Pengunjuk rasa KM Cheung, yang bekerja di industri medis, mengatakan menurutnya tahun pertama Leung menjabat adalah “kegagalan total”.

“Dia tampak mampu, namun sebenarnya tidak,” kata pria berusia 53 tahun itu, seraya menambahkan bahwa dia kesal karena Leung bias dalam mendukung pendukungnya sendiri dan tidak mewakili rakyat Hong Kong.

Kekhawatiran bahwa Hong Kong tidak akan mendapatkan demokrasi penuh telah meningkat dalam beberapa bulan terakhir setelah para pejabat Beijing mengatakan pemimpin kota berikutnya harus dapat diterima oleh pemerintah pusat, kata Dixon Sing, seorang profesor di Universitas Sains dan Teknologi Hong Kong. .

“Pesan ini menimbulkan kekhawatiran bahwa mereka menginginkan demokrasi semu, bukan demokrasi sejati,” kata Sing.

Para pengunjuk rasa juga menyatakan dukungannya terhadap proposal yang menyerukan setidaknya 10.000 orang untuk memblokir jalan-jalan di kawasan pusat bisnis Hong Kong secara damai pada bulan Juli 2014 jika pemerintah tidak menguraikan rencana untuk demokrasi penuh.

Warga Hong Kong yang ikut dalam protes tersebut juga prihatin dengan terkikisnya otonomi tingkat tinggi yang dijanjikan oleh Tiongkok daratan hingga tahun 2047. Di bawah konstitusi mini kota tersebut, Hong Kong menikmati hak-hak dan kebebasan yang tidak terdapat di daratan, namun banyak yang khawatir hak-hak tersebut akan dirampas. pengaruh Tiongkok daratan yang semakin besar.

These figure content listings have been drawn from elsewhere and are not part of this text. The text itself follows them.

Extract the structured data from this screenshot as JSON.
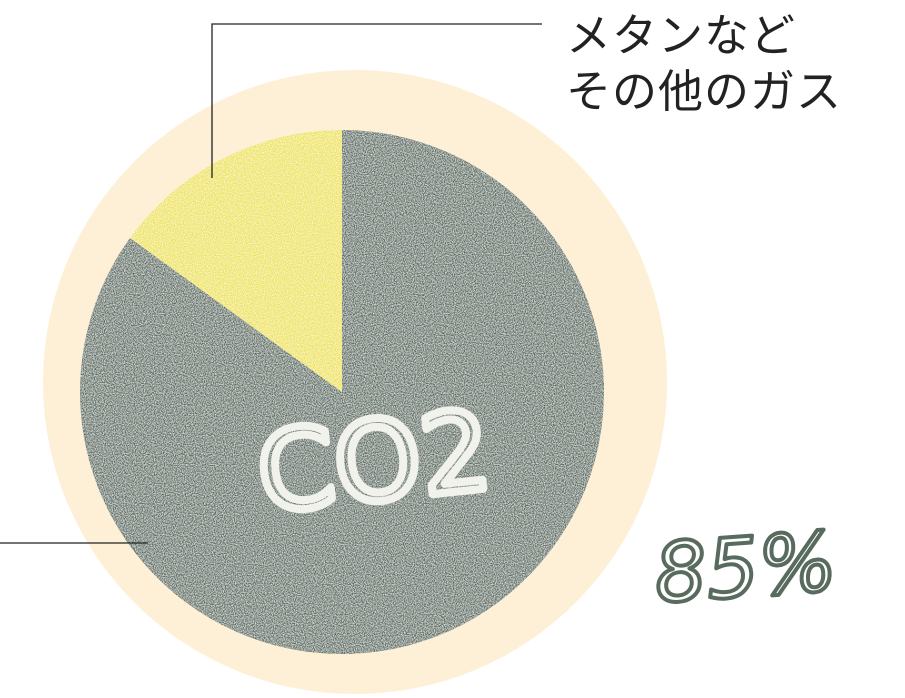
{
  "chart_data": {
    "type": "pie",
    "slices": [
      {
        "label": "CO2",
        "value": 85,
        "value_label": "85%",
        "color": "#586b5e"
      },
      {
        "label_lines": [
          "メタンなど",
          "その他のガス"
        ],
        "value": 15,
        "color": "#eee348"
      }
    ],
    "background_color": "#fdf0d6",
    "label_color": "#586b5e",
    "text_color": "#222222"
  }
}
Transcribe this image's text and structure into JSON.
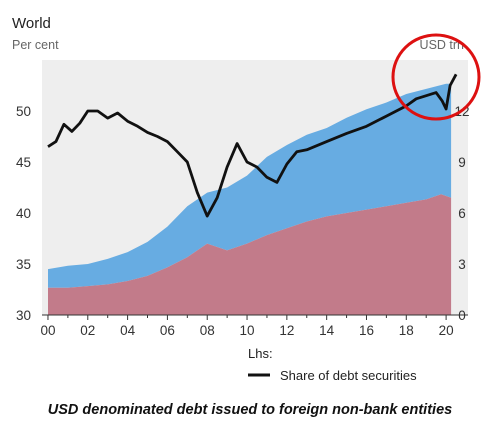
{
  "chart_data": {
    "type": "area",
    "title": "World",
    "left_unit": "Per cent",
    "right_unit": "USD trn",
    "caption": "USD denominated debt issued to foreign non-bank entities",
    "x_tick_labels": [
      "00",
      "02",
      "04",
      "06",
      "08",
      "10",
      "12",
      "14",
      "16",
      "18",
      "20"
    ],
    "x_tick_years": [
      2000,
      2002,
      2004,
      2006,
      2008,
      2010,
      2012,
      2014,
      2016,
      2018,
      2020
    ],
    "x_range": [
      1999.7,
      2021.1
    ],
    "left_axis": {
      "ticks": [
        30,
        35,
        40,
        45,
        50
      ],
      "range": [
        30,
        55
      ]
    },
    "right_axis": {
      "ticks": [
        0,
        3,
        6,
        9,
        12
      ],
      "range": [
        0,
        15
      ]
    },
    "legend": {
      "header": "Lhs:",
      "entries": [
        "Share of debt securities"
      ]
    },
    "plot_background": "#eeeeee",
    "colors": {
      "lower_area": "#c27b8a",
      "upper_area": "#67ace2",
      "line": "#111111",
      "highlight_circle": "#dd1111"
    },
    "highlight": "red circle around the latest data (2019–2020) near the top-right corner",
    "series": [
      {
        "axis": "right",
        "x": [
          2000,
          2001,
          2002,
          2003,
          2004,
          2005,
          2006,
          2007,
          2008,
          2009,
          2010,
          2011,
          2012,
          2013,
          2014,
          2015,
          2016,
          2017,
          2018,
          2019,
          2019.75,
          2020.25
        ],
        "values": [
          1.6,
          1.6,
          1.7,
          1.8,
          2.0,
          2.3,
          2.8,
          3.4,
          4.2,
          3.8,
          4.2,
          4.7,
          5.1,
          5.5,
          5.8,
          6.0,
          6.2,
          6.4,
          6.6,
          6.8,
          7.1,
          6.9
        ]
      },
      {
        "axis": "right",
        "x": [
          2000,
          2001,
          2002,
          2003,
          2004,
          2005,
          2006,
          2007,
          2008,
          2009,
          2010,
          2011,
          2012,
          2013,
          2014,
          2015,
          2016,
          2017,
          2018,
          2019,
          2020,
          2020.25
        ],
        "values": [
          2.7,
          2.9,
          3.0,
          3.3,
          3.7,
          4.3,
          5.2,
          6.4,
          7.2,
          7.5,
          8.2,
          9.3,
          10.0,
          10.6,
          11.0,
          11.6,
          12.1,
          12.5,
          13.0,
          13.3,
          13.6,
          13.6
        ]
      },
      {
        "name": "Share of debt securities",
        "axis": "left",
        "x": [
          2000,
          2000.4,
          2000.8,
          2001.2,
          2001.6,
          2002,
          2002.5,
          2003,
          2003.5,
          2004,
          2004.5,
          2005,
          2005.5,
          2006,
          2006.5,
          2007,
          2007.5,
          2008,
          2008.5,
          2009,
          2009.5,
          2010,
          2010.5,
          2011,
          2011.5,
          2012,
          2012.5,
          2013,
          2014,
          2015,
          2016,
          2017,
          2018,
          2018.5,
          2019,
          2019.5,
          2019.8,
          2020,
          2020.2,
          2020.5
        ],
        "values": [
          46.5,
          47.0,
          48.7,
          48.0,
          48.8,
          50.0,
          50.0,
          49.3,
          49.8,
          49.0,
          48.5,
          47.9,
          47.5,
          47.0,
          46.0,
          45.0,
          42.0,
          39.7,
          41.5,
          44.5,
          46.8,
          45.0,
          44.5,
          43.5,
          43.0,
          44.8,
          46.0,
          46.2,
          47.0,
          47.8,
          48.5,
          49.5,
          50.5,
          51.2,
          51.5,
          51.8,
          51.0,
          50.2,
          52.5,
          53.6
        ]
      }
    ]
  }
}
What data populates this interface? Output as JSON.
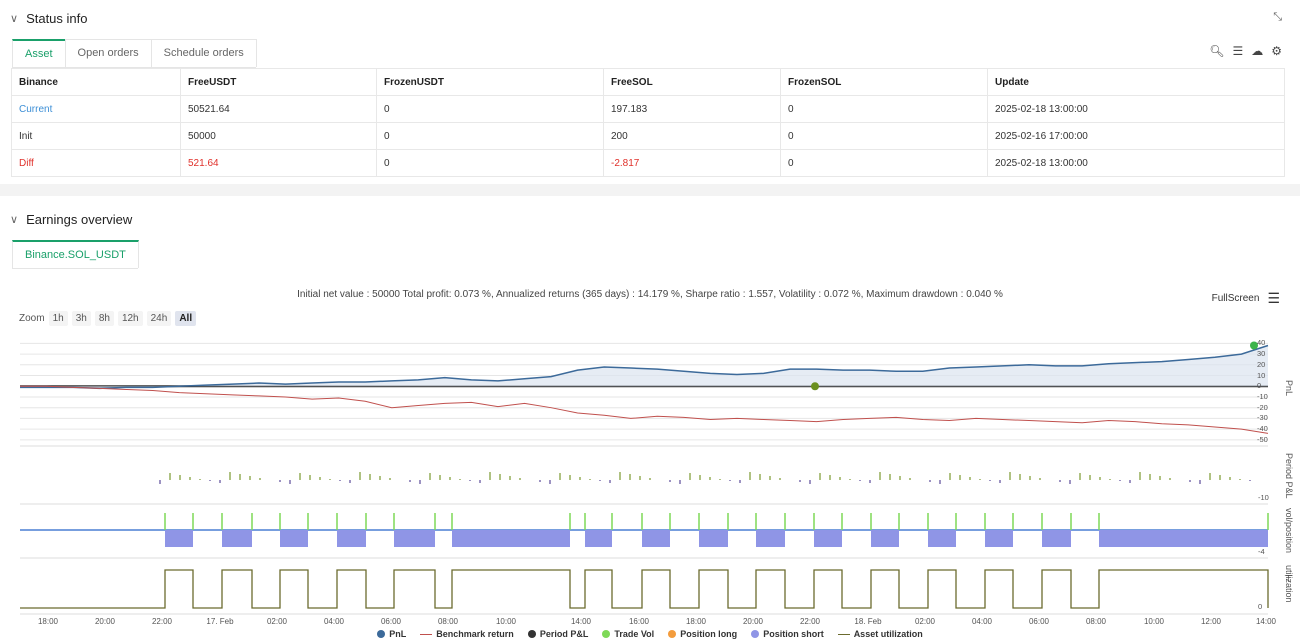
{
  "status": {
    "title": "Status info",
    "tabs": [
      "Asset",
      "Open orders",
      "Schedule orders"
    ],
    "columns": [
      "Binance",
      "FreeUSDT",
      "FrozenUSDT",
      "FreeSOL",
      "FrozenSOL",
      "Update"
    ],
    "rows": [
      {
        "label": "Current",
        "free_usdt": "50521.64",
        "frozen_usdt": "0",
        "free_sol": "197.183",
        "frozen_sol": "0",
        "update": "2025-02-18 13:00:00"
      },
      {
        "label": "Init",
        "free_usdt": "50000",
        "frozen_usdt": "0",
        "free_sol": "200",
        "frozen_sol": "0",
        "update": "2025-02-16 17:00:00"
      },
      {
        "label": "Diff",
        "free_usdt": "521.64",
        "frozen_usdt": "0",
        "free_sol": "-2.817",
        "frozen_sol": "0",
        "update": "2025-02-18 13:00:00"
      }
    ]
  },
  "earnings": {
    "title": "Earnings overview",
    "tab": "Binance.SOL_USDT",
    "summary": "Initial net value : 50000 Total profit: 0.073 %, Annualized returns (365 days) : 14.179 %, Sharpe ratio : 1.557, Volatility : 0.072 %, Maximum drawdown : 0.040 %",
    "fullscreen": "FullScreen",
    "zoom_label": "Zoom",
    "zoom_options": [
      "1h",
      "3h",
      "8h",
      "12h",
      "24h",
      "All"
    ],
    "zoom_selected": "All"
  },
  "colors": {
    "accent": "#1aa06a",
    "current": "#3d8fd6",
    "diff": "#e0312b",
    "pnl": "#3c6a9a",
    "benchmark": "#c0504d",
    "period": "#333333",
    "trade_vol": "#7ed957",
    "pos_long": "#f39c3d",
    "pos_short": "#8f95e6",
    "util": "#6b6b2e"
  },
  "chart_data": {
    "type": "line",
    "x_ticks": [
      "18:00",
      "20:00",
      "22:00",
      "17. Feb",
      "02:00",
      "04:00",
      "06:00",
      "08:00",
      "10:00",
      "14:00",
      "16:00",
      "18:00",
      "20:00",
      "22:00",
      "18. Feb",
      "02:00",
      "04:00",
      "06:00",
      "08:00",
      "10:00",
      "12:00",
      "14:00"
    ],
    "pnl_axis": {
      "title": "PnL",
      "ticks": [
        "40",
        "30",
        "20",
        "10",
        "0",
        "-10",
        "-20",
        "-30",
        "-40",
        "-50"
      ]
    },
    "period_axis": {
      "title": "Period P&L",
      "ticks": [
        "-10"
      ]
    },
    "vol_axis": {
      "title": "vol/position",
      "ticks": [
        "-4"
      ]
    },
    "util_axis": {
      "title": "utilization",
      "ticks": [
        "0"
      ]
    },
    "series": [
      {
        "name": "PnL",
        "values": [
          -1,
          -1,
          -1,
          -2,
          -1,
          -1,
          0,
          1,
          2,
          3,
          2,
          3,
          4,
          4,
          5,
          6,
          8,
          6,
          5,
          7,
          9,
          15,
          18,
          17,
          16,
          14,
          12,
          11,
          12,
          16,
          16,
          15,
          15,
          14,
          14,
          17,
          18,
          19,
          20,
          19,
          19,
          21,
          22,
          23,
          25,
          27,
          30,
          38
        ]
      },
      {
        "name": "Benchmark return",
        "values": [
          0,
          0,
          -1,
          -2,
          -3,
          -4,
          -6,
          -7,
          -8,
          -9,
          -10,
          -12,
          -11,
          -14,
          -20,
          -18,
          -16,
          -15,
          -19,
          -16,
          -20,
          -25,
          -27,
          -30,
          -28,
          -29,
          -31,
          -30,
          -31,
          -32,
          -33,
          -31,
          -30,
          -29,
          -31,
          -32,
          -30,
          -31,
          -32,
          -33,
          -34,
          -32,
          -33,
          -35,
          -36,
          -38,
          -40,
          -44
        ]
      }
    ],
    "legend": [
      "PnL",
      "Benchmark return",
      "Period P&L",
      "Trade Vol",
      "Position long",
      "Position short",
      "Asset utilization"
    ]
  }
}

Satu kelompok membawa spanduk besar bertuliskan “Penjajah Tiongkok keluar!”

Ivan Pang mengatakan mereka berjuang untuk mempertahankan otonomi Hong Kong dari Beijing.

“Mereka tidak ingin menghormati budaya kita. Mereka ingin menjajah kami, mereka ingin Hong Kong menjadi salah satu kota di Tiongkok,” kata Pang, lulusan universitas berusia 21 tahun. “Kami tidak bisa mentolerir hal ini. Kami ingin mengambil kembali kendali atas Hong Kong.”